The US is also capitalising on the long struggles of Russia to supply large amounts of energy to China because the two countries have been unable to agree to prices. In late May, the US and China have announced the initial steps in their 100-day action plan of the Comprehensive Economic Dialogue, inviting Chinese companies to negotiate long-term LNG contracts from US suppliers. US supplies reaching Asia are now more practical thanks to the June 2016 expansion of the Panama Canal that lowers shipping times and prices. The agreement piles pressure on competing suppliers, including new LNG projects in Australia as well as new pipeline and LNG projects from Russia.
The timing of US LNG entry into the global market couldn’t be worse for Australia’s prospects, for example for the $54 billion Gorgon project, the world’s most expensive. Australia’s energy and resources minister Josh Frydenberg acknowledged that oversupply and low prices would hurt LNG returns, but said prices would not stay low forever: ‘the LNG projects currently under construction in Australia are being developed on the basis of a long term outlook, with 40-year average project life spans.’
Over the longer term, Australia is well-positioned to reap benefits from the flexible global gas market. Facilitated by Asian investment, Australian LNG export capacity increased significantly over the past few years and will continue to increase as new projects are brought on line. Australia is forecast to rival Qatar as the world’s largest LNG exporter by 2021.

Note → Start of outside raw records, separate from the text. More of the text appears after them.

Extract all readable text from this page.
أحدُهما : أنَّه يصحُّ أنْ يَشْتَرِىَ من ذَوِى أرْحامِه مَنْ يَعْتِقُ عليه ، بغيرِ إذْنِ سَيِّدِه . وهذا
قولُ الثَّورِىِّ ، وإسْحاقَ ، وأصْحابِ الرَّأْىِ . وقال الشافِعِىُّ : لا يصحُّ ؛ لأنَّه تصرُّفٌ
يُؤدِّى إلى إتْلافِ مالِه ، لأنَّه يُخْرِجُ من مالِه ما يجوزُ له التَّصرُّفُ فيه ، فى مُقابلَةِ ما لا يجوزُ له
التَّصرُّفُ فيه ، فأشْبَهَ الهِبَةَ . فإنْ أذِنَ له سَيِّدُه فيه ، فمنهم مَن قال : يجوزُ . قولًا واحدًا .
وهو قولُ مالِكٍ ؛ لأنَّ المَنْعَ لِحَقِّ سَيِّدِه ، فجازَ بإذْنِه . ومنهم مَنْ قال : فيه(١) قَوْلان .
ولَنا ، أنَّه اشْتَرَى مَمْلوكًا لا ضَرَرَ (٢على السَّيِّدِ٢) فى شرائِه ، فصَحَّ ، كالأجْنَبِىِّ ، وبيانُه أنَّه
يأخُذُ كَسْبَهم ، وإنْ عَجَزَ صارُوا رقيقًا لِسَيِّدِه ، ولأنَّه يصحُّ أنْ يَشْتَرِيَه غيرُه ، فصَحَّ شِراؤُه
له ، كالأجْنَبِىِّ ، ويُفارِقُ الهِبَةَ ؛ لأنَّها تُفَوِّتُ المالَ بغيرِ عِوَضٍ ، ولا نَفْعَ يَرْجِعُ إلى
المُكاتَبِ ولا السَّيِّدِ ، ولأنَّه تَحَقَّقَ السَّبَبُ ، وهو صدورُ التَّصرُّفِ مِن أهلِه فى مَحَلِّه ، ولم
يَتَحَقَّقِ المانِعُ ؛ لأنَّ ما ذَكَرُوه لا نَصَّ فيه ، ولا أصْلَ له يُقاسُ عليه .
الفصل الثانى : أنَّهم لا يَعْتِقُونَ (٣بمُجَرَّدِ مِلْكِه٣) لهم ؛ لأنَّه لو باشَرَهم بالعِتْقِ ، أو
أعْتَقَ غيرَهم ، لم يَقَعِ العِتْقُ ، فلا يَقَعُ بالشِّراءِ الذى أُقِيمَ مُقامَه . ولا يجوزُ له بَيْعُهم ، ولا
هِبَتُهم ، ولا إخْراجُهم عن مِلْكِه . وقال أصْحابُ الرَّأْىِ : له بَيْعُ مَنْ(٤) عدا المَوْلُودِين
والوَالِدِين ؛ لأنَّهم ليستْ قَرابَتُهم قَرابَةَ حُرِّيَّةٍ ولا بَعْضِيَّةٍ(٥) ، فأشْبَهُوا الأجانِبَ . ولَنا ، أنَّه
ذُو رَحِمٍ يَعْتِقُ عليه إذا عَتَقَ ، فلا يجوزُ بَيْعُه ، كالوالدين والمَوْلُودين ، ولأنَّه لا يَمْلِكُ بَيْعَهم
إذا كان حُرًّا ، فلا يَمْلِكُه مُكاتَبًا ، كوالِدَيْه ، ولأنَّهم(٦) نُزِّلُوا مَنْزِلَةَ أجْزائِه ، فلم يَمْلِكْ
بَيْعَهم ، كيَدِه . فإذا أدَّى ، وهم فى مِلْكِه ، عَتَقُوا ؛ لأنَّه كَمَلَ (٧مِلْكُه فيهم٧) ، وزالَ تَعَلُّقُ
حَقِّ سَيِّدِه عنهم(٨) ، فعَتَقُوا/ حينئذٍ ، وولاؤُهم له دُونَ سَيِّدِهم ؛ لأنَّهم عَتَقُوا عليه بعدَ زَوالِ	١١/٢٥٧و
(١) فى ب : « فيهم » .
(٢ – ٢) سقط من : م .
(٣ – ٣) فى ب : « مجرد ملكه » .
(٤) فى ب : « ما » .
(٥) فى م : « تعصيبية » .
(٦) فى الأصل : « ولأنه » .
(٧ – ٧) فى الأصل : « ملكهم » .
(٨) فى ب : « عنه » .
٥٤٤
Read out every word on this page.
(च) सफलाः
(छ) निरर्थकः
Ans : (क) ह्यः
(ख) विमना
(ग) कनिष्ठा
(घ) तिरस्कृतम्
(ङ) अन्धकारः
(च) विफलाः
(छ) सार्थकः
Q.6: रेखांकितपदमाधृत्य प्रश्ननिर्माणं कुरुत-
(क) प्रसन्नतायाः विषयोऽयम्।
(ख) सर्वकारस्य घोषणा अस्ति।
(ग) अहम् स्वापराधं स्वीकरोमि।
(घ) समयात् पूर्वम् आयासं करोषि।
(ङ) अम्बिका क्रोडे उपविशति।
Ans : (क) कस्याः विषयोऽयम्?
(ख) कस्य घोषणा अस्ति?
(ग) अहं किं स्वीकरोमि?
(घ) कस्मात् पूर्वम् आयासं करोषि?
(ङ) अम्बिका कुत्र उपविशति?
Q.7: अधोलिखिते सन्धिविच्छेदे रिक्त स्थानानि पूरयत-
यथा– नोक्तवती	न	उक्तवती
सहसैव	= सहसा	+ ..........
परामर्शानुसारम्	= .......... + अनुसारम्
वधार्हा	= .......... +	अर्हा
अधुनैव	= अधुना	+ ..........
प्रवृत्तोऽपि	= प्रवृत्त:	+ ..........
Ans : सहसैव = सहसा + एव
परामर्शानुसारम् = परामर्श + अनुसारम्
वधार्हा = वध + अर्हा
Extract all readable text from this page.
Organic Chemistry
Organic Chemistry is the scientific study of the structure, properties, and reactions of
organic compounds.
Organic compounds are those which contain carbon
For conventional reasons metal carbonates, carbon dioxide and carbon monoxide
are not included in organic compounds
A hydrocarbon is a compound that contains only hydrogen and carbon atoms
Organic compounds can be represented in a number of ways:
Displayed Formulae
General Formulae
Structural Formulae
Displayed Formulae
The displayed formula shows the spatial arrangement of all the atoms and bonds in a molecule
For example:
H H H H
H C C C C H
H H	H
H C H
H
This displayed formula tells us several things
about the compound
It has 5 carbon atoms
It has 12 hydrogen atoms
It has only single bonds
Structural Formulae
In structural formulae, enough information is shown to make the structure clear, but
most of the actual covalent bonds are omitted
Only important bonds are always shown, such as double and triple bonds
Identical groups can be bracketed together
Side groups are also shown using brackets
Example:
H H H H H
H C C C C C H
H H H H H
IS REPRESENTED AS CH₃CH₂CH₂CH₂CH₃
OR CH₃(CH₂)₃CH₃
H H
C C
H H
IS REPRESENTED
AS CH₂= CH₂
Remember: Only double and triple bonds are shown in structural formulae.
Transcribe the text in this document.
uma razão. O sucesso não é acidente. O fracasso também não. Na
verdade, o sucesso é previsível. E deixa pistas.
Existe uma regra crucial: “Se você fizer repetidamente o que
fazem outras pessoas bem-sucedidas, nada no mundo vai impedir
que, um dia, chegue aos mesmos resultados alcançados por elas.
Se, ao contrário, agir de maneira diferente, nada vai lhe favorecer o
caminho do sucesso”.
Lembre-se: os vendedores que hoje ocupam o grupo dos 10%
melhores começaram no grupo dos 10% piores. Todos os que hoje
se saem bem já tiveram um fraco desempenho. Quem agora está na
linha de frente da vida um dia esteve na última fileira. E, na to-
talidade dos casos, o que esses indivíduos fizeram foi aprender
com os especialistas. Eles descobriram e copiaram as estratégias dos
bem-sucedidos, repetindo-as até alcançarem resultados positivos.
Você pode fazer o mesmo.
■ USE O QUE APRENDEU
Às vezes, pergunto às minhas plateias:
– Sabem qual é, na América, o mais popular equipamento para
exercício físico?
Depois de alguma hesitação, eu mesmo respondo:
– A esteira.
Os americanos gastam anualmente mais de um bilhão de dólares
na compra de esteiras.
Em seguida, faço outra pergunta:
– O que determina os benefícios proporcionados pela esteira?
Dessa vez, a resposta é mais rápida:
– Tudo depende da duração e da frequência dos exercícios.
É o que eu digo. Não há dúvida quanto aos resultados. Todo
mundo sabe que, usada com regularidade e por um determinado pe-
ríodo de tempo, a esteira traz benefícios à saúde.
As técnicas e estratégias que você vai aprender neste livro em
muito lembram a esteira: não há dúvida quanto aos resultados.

Gas buyers see Australia as a highly reliable LNG supplier and one that supports open and transparent international markets. With European energy security strategy aimed at diversifying away from Russian supplies, Australia seems a logical new option. According to its LNG strategy, the European Union aims to step up efforts to cooperate closely with future suppliers, such as Australia, to remove obstacles to the trading of LNG on global markets. For European consumers, a diversification strategy aimed at securing long-term contracts from stable suppliers and political allies can provide a valuable insurance policy against the potential loss of Russian supplies over the longer term.